Adrien ne répond pas mais regarde son père.

  • Tu ne savais pas qu’il faisait partie d’un groupe, d’une confrérie, d’une famille qu’il a quittée comme ça, du jour au lendemain ?
  • Papa…

Gandeze vocifère, les veines de son cou jaillissent d’un bloc.

  • Quoi papa ? Il l’a fait ! Comme un sale traître ! Sans un seul mot pour son frère !
  • Il n’a pas de frère !

La grande main de Gandeze brasse l’air pour s’abattre sur Adrien qui en tombe à la renverse. Bicalène se jette sur lui mais est immédiatement stoppé par ses complices. Gandeze saisit Adrien par le col et le relève.

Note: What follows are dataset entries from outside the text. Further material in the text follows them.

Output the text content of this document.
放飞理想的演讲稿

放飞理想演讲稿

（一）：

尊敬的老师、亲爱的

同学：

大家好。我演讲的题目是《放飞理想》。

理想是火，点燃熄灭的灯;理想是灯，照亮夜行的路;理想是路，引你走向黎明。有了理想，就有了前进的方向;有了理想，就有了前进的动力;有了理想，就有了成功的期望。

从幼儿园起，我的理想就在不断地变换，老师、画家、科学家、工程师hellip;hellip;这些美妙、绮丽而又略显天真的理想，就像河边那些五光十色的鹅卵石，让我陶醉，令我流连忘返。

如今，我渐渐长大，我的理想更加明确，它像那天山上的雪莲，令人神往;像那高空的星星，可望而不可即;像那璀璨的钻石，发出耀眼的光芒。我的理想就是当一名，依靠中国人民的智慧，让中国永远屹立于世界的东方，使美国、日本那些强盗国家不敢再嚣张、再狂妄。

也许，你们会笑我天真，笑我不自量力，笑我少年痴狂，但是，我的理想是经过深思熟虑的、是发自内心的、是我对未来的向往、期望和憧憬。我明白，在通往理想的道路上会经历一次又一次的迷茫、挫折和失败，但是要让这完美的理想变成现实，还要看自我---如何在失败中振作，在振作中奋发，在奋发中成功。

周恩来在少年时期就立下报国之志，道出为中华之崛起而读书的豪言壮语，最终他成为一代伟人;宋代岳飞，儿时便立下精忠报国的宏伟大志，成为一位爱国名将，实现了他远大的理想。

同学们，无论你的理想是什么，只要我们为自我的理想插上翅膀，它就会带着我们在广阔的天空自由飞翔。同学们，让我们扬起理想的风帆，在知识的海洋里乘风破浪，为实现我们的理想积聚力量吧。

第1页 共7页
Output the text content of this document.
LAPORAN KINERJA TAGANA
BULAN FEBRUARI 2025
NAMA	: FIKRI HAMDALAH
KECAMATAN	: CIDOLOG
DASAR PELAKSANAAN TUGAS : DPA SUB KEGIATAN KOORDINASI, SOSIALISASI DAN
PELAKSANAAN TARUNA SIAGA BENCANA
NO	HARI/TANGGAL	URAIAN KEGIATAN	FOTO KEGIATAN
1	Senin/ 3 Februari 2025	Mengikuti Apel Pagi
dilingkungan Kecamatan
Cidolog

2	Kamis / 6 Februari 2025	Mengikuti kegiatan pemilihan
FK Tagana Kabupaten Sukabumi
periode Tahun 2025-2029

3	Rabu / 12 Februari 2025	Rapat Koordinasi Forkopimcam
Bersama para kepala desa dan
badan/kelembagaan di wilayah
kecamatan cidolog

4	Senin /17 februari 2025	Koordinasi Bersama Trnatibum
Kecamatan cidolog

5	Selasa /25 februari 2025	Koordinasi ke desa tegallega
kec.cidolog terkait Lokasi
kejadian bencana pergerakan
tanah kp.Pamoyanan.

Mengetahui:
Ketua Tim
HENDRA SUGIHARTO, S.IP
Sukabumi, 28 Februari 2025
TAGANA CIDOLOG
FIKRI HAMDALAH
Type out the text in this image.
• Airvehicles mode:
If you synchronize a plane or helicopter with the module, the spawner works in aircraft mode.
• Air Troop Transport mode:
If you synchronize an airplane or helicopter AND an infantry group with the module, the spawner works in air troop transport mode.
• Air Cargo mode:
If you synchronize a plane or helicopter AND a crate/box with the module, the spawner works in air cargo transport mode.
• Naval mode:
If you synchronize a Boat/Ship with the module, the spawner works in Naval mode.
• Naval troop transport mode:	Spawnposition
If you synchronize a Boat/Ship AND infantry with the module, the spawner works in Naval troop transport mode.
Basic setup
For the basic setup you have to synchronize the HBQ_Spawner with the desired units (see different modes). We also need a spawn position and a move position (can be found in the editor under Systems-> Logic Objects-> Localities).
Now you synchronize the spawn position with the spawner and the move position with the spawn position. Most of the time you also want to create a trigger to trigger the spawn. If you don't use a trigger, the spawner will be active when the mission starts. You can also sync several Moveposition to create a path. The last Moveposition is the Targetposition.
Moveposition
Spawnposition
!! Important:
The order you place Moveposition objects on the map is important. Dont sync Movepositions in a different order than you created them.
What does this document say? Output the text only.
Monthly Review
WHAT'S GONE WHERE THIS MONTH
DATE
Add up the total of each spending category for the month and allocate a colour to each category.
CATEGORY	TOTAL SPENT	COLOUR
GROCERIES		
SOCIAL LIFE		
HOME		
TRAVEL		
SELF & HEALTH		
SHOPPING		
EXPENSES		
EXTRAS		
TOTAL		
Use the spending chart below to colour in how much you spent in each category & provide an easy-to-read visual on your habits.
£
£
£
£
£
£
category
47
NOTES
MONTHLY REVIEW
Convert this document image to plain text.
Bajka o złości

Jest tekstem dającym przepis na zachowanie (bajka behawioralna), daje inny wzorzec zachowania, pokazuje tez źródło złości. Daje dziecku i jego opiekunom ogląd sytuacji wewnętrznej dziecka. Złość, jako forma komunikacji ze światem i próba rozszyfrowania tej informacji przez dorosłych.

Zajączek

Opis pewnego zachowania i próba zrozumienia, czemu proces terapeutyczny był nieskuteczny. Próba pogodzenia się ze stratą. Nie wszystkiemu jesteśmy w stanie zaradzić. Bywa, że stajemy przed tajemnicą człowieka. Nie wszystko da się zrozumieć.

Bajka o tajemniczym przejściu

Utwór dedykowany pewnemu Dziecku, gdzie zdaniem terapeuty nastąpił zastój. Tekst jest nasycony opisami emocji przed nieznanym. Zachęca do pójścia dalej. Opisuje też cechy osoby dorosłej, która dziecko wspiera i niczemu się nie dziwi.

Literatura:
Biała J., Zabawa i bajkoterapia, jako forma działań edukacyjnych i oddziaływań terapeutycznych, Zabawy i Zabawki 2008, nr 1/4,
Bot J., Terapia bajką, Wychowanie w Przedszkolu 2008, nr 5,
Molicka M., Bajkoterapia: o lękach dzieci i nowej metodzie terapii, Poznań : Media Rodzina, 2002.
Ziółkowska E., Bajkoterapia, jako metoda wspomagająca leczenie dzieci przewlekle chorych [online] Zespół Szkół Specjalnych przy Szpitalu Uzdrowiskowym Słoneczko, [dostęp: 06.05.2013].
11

  • Tu es aussi con que ton père ! Si, il a un frère ! Il en avait même plusieurs ! Il se tourne vers Bicalène sans lâcher Adrien. Regarde-le ! Regarde ton père ! Avec son regard pur on ne pourrait pas imaginer qu’il a volé, triché, tué…Tu entends ? Il a tué aussi !
  • Ça suffit Gandeze !

Le colosse éclate de rire mais son rire est interrompu par un remue-ménage à l’entrée des entrepôts, on entend des véhicules se garer à la hâte, une sirène résonne dans les bâtiments.

  • Tu as raison, ça suffit !
  • Calme-toi Gandeze, ils m’ont laissé partir, tu le sais ! Je ne te dois rien, ni à toi ni à personne !
  • Ah oui ?
  • C’est toi qui veux te venger parce que je suis parti, mais tu aurais pu partir toi aussi, tu aurais pu !
  • Ferme-la et sois heureux si je te laisse la vie sauve mon frère.

Il repousse en arrière Adrien qui se cogne aux hommes derrière lui qui le bloquent.

  • Et si j’embarquais celui-là aussi ?

Bicalène se débat mais les types ne relâchent pas leur étreinte. Il fait signe à un de ses hommes qui le frappe derrière la tête. Bicalène s’écroule lourdement. Gandeze dévisage Adrien que la peur a fait vaciller. Il regarde son père gisant, impuissant.

  • Je te rassure, je plaisantais. Je considère que ton père a payé sa dette, maintenant c’est Léo qui va payer la sienne.

Adrien gesticule pour leur faire lâcher prise. Gandeze qui s’éloignait se tourne vers lui.

  • Lâchez-le !

Adrien se précipite vers Gandeze qui lève son arme sur lui.

  • Ne joue pas avec moi mon garçon c’est tellement tentant ! J’ai l’impression de voir Léo en face de moi ! Tu sais que lui et moi nous avons un compte à régler.

Adrien s’arrête net et commence à reculer.

  • Tu ne connais pas les règles, c’est un peu tard pour les apprendre.

Il vise Adrien qui continue à reculer et tire. Foudroyé en pleine poitrine, il tombe à la renverse, une tâche de sang se répand.

  • Tu auras au moins ça en commun avec ton frère !

Un homme rejoint Gandeze et lui parle à voix basse. Celui-ci fait un signe à ses hommes. Ils disparaissent parmi les entrepôts, laissant le fils et le père inertes.

Une violente détonation éclate suivie de plusieurs autres. Gandeze a prévu quelques diversions pour les importuns, ces troupes armées qui envahissent les lieux.